L’unica certezza, per ora, è che la riforma dell’ordinamento giudiziario si farà, e in tempi brevi. Le cronache dicono che oggi il Governo darà il via libera alla proposta elaborata dal ministro Cartabia.

 Le difficoltà a trovare la quadra sulle questioni che sono sul tappeto sono però molte perché molti sono gli interessi in gioco.



Da una parte il Governo che, soprattutto dopo il severo monito del capo dello Stato, deve portare a compimento una riforma che consenta di restituire credibilità e prestigio ad una magistratura in netto calo di consensi. Dall’altra le forze politiche, che hanno finalmente l’opportunità di approvare modifiche in un settore, quello della giustizia, ove da sempre erano “bloccate” da un’evidente sudditanza rispetto alla magistratura. E infine l’Anm, l’associazione che rappresenta il 90% dei giudici italiani che, naturalmente, come soggetto direttamente interessato, non vuole subire riforme sgradite alla propria categoria.



I punti critici su cui occorrerà trovare una sintesi sono tre.

La prima è la riforma del meccanismo elettorale del Csm, l’organo di autogoverno della magistratura. L’obiettivo è evitare che le nomine siano esclusivamente oggetto di accordi tra le correnti con conseguente impossibilità per candidati indipendenti, anche autorevoli, di essere eletti. Sono in lizza diversi sistemi elettorali (maggioritario, proporzionale, maggioritario con correzione proporzionale…), ma sembra che nessuno di questi metta al riparo dalla temuta spartizioni delle nomine.
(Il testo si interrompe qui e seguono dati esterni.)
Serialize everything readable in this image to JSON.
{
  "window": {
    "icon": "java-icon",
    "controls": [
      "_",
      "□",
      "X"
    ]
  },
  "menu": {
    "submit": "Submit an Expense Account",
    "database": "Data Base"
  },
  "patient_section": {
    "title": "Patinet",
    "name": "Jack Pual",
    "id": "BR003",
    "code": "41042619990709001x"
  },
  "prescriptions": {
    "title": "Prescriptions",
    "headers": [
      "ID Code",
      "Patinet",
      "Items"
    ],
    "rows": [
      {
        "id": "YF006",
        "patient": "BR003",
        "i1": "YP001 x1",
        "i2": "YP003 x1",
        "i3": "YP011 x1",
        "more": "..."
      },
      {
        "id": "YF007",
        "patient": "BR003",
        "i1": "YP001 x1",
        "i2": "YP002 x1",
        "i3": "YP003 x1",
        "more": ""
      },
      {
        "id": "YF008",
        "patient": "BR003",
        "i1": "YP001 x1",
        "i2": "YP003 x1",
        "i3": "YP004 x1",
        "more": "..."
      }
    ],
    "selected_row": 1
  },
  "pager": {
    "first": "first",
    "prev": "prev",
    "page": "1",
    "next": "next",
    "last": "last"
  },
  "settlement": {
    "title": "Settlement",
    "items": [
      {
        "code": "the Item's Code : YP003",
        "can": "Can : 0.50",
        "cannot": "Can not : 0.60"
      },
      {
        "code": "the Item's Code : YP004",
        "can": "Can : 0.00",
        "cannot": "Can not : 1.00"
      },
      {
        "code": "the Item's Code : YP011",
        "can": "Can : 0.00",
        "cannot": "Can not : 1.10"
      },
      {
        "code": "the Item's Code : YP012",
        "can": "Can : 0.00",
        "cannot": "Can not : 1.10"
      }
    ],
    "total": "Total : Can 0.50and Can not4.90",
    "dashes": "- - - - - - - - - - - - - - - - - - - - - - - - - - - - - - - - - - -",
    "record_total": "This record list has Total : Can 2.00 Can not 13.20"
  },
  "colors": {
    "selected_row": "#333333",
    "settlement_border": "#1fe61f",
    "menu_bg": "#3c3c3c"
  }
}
Il Governo sembra non dare più chances a quello che per molti  sarebbe l’unico rimedio e cioè il sorteggio. Secondo alcuni sarebbe incostituzionale perché la Carta fondamentale dice che i membri del Csm devono essere “eletti”. Alcuni esperti hanno pensato allora al “sorteggio temperato”: si estraggono a sorte alcuni nomi tra i magistrati più autorevoli e poi si procede alle elezione tramite votazioni. Anche molti  magistrati, oltre il 42% di quanti hanno votato in un recente sondaggio promosso dall’Anm, gradirebbero questa opzione.



C’è poi la questione delle “porte girevoli”, i magistrati cioè che partecipano ad elezioni politiche o amministrative e poi tornano a fare i giudici.  La polemica è diventata rovente dopo che il Pm di Napoli Catello Maresca si è candidato a sindaco, ma, non eletto, ha comunque accettato di fare il consigliere comunale pur continuando a indossare la toga, sia pure in un altro tribunale.

È evidente che la terzietà di un magistrato è messa in crisi dalla militanza in un partito e quindi, secondo alcuni, finita l’esperienza politica, gli dovrebbe essere impedito di tornare a fare il giudice. La proposta del Governo sembra essere però meno drastica: se il magistrato che ha partecipato ad una consultazione politica o amministrativa è stato eletto, deve aspettare cinque anni prima di rimettere la toga, mentre ne deve aspettare solo tre se non è stato eletto. Addirittura potrebbe tornare subito ad indossare la toga il magistrato che ha ricoperti incarichi di governo nazionale (ministro, sottosegretario) o territoriale (assessore) per nomina diretta, quale tecnico, senza aver partecipato a competizioni elettorali. E qui già infuria la polemica sollevata da chi ritiene che si tratti di una norma assolutamente ingiustificata e introdotta ad personam per salvare un sottosegretario in carica.

E infine i Consigli giudiziari, gli organismi territoriali composti da giudici e dai cosiddetti “laici” (avvocati e professori universitari) che inviano al Csm le valutazioni di professionalità dei magistrati e i pareri sulle candidature a ricoprire incarichi dirigenziali. Oggi i laici non hanno diritto nemmeno di partecipare alle discussioni su dette valutazioni che, come è emerso di recente, sono improntate a  giudizi sempre positivi e acritici. La proposta del Governo sembra essere quella di riconoscere al Foro il diritto di dire la propria e di partecipare alle discussioni e al voto, previo però interpello dei Consigli dell’Ordine onde evitare personalismi e conflitti di interessi.

Queste le prime indiscrezioni sugli intendimenti del Governo. Ora si apre il confronto – o lo scontro – con i diversi soggetti interessati, per poi trovare una sintesi in tempo utile per affrontare le prossime elezioni del Csm (a luglio) ed evitare i referendum che, se ritenuti ammissibili dalla Corte costituzionale (la decisione è prevista per il 15 febbraio),  proprio su questi temi chiameranno il popolo a dire la propria.